Mariano Rosas vestía una camisa blanca, bombachas de pañete azul y botas de potro overas; el facón le brillaba en la cintura; se había sujetado el pelo en una coleta a la altura de la nuca, mientras un tiento con plumas blancas le adornaba la frente. Dio un remesón, que imitó el resto de los jinetes, y los caballos se clavaron en el sitio. Varias chinas se aproximaron, sonrientes y parlanchínas; una de ellas, la que me había llevado el guiso el día anterior y que había querido “ponerme linda” a la fuerza, caminó con afectación evidente hasta la montura de Mariano y le extendió un odre, del cual Mariano bebió con fruición. Al devolvérselo, le dedicó una sonrisa franca y abierta, y le dijo algo que la hizo sonrojar. Era la primera vez que lo veía sonreír, y debí aceptar que sus dientes parecían de marfil en contraste con su piel atezada.

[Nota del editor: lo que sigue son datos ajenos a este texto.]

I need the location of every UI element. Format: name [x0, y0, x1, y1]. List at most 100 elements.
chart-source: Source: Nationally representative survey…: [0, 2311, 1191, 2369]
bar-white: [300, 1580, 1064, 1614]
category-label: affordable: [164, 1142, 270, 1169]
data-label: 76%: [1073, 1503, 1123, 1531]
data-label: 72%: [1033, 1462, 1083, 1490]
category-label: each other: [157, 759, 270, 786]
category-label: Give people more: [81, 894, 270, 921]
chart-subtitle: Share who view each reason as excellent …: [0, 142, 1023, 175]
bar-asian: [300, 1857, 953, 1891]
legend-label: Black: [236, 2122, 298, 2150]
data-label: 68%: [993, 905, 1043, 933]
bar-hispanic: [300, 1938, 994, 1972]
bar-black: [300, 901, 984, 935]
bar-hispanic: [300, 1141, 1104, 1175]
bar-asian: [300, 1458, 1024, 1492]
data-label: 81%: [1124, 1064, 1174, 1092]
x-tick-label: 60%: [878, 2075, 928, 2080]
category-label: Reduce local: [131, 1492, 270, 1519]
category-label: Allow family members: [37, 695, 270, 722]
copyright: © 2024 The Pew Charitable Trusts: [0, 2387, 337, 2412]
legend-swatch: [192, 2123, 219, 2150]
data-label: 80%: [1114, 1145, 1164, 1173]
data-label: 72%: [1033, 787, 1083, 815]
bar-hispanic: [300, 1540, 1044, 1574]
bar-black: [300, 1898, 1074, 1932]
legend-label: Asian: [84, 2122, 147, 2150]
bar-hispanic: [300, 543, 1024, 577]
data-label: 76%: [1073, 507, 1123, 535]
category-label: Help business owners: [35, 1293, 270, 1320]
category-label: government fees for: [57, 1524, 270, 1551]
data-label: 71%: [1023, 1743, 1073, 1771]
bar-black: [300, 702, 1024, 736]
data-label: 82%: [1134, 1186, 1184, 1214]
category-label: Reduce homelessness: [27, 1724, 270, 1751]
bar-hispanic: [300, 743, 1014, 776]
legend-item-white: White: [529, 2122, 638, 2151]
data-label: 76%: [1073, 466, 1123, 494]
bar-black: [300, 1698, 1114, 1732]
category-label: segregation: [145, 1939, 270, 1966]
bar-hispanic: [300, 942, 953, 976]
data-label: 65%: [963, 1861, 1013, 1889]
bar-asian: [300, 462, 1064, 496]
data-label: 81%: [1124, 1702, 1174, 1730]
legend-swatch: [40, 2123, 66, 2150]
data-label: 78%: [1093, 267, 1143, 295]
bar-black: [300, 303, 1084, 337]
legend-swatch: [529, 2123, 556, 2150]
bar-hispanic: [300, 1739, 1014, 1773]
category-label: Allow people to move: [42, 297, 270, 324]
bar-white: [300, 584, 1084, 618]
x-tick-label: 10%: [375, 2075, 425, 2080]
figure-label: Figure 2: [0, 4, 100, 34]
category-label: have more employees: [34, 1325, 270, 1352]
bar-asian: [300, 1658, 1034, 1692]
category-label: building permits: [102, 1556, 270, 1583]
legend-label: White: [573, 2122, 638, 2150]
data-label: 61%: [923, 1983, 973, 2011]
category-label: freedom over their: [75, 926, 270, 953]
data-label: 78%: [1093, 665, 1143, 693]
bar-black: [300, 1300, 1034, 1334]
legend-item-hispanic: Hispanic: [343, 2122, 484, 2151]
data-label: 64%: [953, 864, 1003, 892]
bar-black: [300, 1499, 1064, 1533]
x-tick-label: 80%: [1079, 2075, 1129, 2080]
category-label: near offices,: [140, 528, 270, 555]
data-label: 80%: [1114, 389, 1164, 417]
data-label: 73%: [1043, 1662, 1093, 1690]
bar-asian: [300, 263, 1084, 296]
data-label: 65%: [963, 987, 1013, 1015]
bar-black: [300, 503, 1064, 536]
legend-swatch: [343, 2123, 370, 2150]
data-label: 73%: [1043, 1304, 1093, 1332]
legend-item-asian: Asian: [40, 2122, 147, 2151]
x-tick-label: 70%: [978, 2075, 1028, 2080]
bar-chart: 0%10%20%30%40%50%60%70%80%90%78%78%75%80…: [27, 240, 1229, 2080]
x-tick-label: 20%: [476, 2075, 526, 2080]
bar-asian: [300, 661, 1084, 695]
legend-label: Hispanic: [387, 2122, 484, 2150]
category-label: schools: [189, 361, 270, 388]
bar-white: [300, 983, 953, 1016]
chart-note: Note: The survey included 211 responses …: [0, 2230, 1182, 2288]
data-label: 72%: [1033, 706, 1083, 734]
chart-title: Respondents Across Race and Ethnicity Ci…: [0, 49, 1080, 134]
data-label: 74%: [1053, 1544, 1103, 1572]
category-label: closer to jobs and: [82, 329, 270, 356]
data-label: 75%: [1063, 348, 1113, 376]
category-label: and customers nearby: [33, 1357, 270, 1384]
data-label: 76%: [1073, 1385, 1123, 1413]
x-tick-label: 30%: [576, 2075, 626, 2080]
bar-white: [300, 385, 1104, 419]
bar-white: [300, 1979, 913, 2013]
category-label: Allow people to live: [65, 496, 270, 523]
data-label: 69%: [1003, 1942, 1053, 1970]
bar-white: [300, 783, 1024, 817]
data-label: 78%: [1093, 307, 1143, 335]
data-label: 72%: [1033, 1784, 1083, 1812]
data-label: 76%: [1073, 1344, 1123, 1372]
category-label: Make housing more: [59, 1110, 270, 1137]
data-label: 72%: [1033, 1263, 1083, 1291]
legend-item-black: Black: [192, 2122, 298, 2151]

De repente me miró sin sorprenderse, con un mohín socarrón que me dio a entender que todo el tiempo había sabido que yo lo contemplaba desde la enramada. A mí no me dedicó una sonrisa; por el contrario, me clavó la mirada con soberbia; la india, por su parte, me lanzaba vistazos con aire de furia. Di media vuelta y regresé al interior del toldo, con Gutiérrez por detrás. Me senté en el catre a aguardarlo, segura de que se presentaría a reclamarme el desplante de la noche anterior. Cuando por fin escuché pasos y acudí a la pieza contigua, me encontré con Lucero. «Vamos a la laguna mi sobrina y yo, ¿nos acompañas?». En una canasta, junto a otras prendas, Lucero llevaba mi vestido hecho jirones para lavarlo. Su madre se había ofrecido a componerlo. Loncomilla, la sobrina de Lucero, una niña de diez años que no hablaba castellano, se limitaba a observarme de soslayo y a hablar con su tía, evidentemente de mí.